Project

Background

Reducing the consumption of food of animal origin is a major environmental, public health and economic challenge. However, plant-based diets may lead to some nutritional deficiencies insofar as certain essential nutrients are only present in small quantities in plants.

Objective

In this context, VegPregnancy aims at studying the influence of plant-based diet during pregnancy on both mother’s and child’s health, and to explore potential intermediate factors to help elucidate associated mechanisms.

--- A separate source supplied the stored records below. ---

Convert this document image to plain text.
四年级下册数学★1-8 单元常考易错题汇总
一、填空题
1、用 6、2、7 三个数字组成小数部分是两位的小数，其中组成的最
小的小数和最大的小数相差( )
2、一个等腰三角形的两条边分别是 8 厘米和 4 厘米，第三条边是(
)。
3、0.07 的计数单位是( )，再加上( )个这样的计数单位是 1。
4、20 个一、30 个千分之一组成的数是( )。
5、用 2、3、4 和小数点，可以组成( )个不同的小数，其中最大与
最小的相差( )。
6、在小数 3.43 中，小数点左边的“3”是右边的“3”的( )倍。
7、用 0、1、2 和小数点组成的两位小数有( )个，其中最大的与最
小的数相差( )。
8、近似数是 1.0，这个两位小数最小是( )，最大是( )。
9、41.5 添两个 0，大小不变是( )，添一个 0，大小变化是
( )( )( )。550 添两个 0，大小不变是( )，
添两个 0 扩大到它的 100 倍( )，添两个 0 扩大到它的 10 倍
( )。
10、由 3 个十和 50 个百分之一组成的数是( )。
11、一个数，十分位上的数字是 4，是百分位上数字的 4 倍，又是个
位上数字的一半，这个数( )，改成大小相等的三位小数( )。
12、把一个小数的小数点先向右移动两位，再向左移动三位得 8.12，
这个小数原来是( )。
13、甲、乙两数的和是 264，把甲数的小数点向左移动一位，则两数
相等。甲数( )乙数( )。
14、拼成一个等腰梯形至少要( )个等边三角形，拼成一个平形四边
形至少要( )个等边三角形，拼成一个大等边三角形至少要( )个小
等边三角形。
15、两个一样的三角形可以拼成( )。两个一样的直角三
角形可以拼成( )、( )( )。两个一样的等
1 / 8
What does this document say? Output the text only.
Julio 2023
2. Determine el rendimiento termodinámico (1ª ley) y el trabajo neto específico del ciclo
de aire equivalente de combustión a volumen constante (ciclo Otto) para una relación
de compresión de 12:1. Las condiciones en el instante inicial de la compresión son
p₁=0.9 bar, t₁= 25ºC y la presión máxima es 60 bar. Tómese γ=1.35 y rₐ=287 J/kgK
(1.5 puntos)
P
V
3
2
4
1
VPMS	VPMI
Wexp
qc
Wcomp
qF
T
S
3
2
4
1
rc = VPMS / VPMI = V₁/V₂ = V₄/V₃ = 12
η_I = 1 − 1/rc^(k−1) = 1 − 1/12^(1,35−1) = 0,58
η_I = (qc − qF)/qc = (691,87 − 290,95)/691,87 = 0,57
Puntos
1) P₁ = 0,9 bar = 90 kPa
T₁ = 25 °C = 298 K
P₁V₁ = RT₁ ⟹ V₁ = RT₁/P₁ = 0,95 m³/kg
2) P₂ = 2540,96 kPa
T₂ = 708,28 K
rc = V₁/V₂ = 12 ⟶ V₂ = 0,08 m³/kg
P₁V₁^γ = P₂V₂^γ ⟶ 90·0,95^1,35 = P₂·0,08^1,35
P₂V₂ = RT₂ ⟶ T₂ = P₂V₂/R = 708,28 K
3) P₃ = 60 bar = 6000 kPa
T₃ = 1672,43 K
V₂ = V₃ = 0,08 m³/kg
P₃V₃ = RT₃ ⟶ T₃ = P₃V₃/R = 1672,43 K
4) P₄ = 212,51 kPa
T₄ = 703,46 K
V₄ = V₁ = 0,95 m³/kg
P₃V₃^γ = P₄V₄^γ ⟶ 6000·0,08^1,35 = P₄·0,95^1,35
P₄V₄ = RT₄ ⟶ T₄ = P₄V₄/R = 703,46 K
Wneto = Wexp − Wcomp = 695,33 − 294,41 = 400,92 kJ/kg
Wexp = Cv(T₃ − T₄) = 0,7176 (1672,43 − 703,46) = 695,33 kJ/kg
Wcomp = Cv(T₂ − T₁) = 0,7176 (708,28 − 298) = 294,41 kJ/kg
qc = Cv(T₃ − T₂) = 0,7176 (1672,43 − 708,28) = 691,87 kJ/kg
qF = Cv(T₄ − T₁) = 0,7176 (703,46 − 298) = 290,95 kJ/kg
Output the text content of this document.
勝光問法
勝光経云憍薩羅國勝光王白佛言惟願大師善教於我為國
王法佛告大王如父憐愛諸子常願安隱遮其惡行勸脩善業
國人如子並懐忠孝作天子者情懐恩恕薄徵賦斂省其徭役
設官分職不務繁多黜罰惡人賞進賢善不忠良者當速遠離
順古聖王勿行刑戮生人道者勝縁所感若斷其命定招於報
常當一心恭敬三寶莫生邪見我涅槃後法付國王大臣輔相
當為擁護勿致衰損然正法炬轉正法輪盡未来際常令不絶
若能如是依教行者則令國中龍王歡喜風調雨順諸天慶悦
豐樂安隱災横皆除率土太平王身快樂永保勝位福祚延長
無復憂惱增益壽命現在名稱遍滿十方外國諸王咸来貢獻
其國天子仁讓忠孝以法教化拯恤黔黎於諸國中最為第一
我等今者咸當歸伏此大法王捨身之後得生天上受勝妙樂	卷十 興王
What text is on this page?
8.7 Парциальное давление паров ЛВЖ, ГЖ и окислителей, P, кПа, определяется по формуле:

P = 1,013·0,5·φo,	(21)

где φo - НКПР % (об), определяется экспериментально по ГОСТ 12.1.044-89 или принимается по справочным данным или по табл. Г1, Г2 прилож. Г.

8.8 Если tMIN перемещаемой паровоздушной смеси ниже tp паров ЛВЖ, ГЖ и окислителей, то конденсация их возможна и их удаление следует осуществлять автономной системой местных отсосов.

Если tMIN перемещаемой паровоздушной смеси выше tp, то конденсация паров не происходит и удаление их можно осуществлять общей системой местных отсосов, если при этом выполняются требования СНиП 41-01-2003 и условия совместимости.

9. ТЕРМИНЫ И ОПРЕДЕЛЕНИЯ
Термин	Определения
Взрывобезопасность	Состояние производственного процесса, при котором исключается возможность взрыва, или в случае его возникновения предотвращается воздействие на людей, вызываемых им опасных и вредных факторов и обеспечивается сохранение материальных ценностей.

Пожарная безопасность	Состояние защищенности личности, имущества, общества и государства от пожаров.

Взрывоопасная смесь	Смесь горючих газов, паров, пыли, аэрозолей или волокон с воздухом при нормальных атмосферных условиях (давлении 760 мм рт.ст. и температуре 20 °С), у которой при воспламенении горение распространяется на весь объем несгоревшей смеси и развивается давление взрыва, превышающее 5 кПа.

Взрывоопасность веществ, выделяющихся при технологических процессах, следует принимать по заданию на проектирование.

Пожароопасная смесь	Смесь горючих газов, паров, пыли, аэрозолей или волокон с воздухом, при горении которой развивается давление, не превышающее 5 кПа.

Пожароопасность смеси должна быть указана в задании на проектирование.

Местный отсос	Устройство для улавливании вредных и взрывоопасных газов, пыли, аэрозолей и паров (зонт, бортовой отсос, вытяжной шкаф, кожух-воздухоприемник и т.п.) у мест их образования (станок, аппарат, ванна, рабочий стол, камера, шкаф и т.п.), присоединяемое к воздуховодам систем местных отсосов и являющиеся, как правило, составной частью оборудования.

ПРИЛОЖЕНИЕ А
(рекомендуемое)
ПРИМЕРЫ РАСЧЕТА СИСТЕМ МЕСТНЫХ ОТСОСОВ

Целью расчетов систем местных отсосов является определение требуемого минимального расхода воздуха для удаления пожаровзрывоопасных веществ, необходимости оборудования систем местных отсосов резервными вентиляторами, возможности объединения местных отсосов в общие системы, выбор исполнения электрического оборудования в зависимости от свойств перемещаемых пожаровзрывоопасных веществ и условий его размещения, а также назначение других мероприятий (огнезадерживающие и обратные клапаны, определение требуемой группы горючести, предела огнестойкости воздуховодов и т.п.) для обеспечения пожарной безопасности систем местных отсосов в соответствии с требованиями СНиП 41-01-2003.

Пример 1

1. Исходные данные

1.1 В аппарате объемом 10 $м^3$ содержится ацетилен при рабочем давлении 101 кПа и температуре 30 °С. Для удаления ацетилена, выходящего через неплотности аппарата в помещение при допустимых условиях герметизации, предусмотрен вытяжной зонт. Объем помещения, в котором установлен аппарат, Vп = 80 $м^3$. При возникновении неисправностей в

Project Organization and Outline

The project is based on four complementary birth cohorts: ELFE (n=18,329), EDEN (n=2002), SEPAGES (n=484) and VEGALIM (n~600); and one adult cohort: NutriNet-Santé (8500 pregnancies reported during follow-up). A 1st part will be devoted to the influence of plant-based diet during pregnancy and maternal cardiometabolic health and child’s growth and cardiometabolic health. A 2nd part will be devoted to maternal postpartum depression and child’s cognitive and behavioural development. A 3rd part will focus on child’s allergic and respiratory health and, then, puberty. A large part of VegPregnancy will examine, on a sub-sample within each cohort, whether some biological markers (or feeding practices) are related to plant-based diet during pregnancy and could be considered as mediating factors between plant-based diet during pregnancy and both mother’s and child’s outcomes. We will consider biomarkers of maternal nutritional status, placental epigenetic patterns, breastmilk composition (fatty acids, human milk oligosaccharides, cytokines) and gut microbiome in early childhood.

 

Partnership

Multidisciplinary, VegPregnancy associates complementary expertise: epidemiology, immunology, microbiota, epigenetic, nutrition, mental health, respiratory health.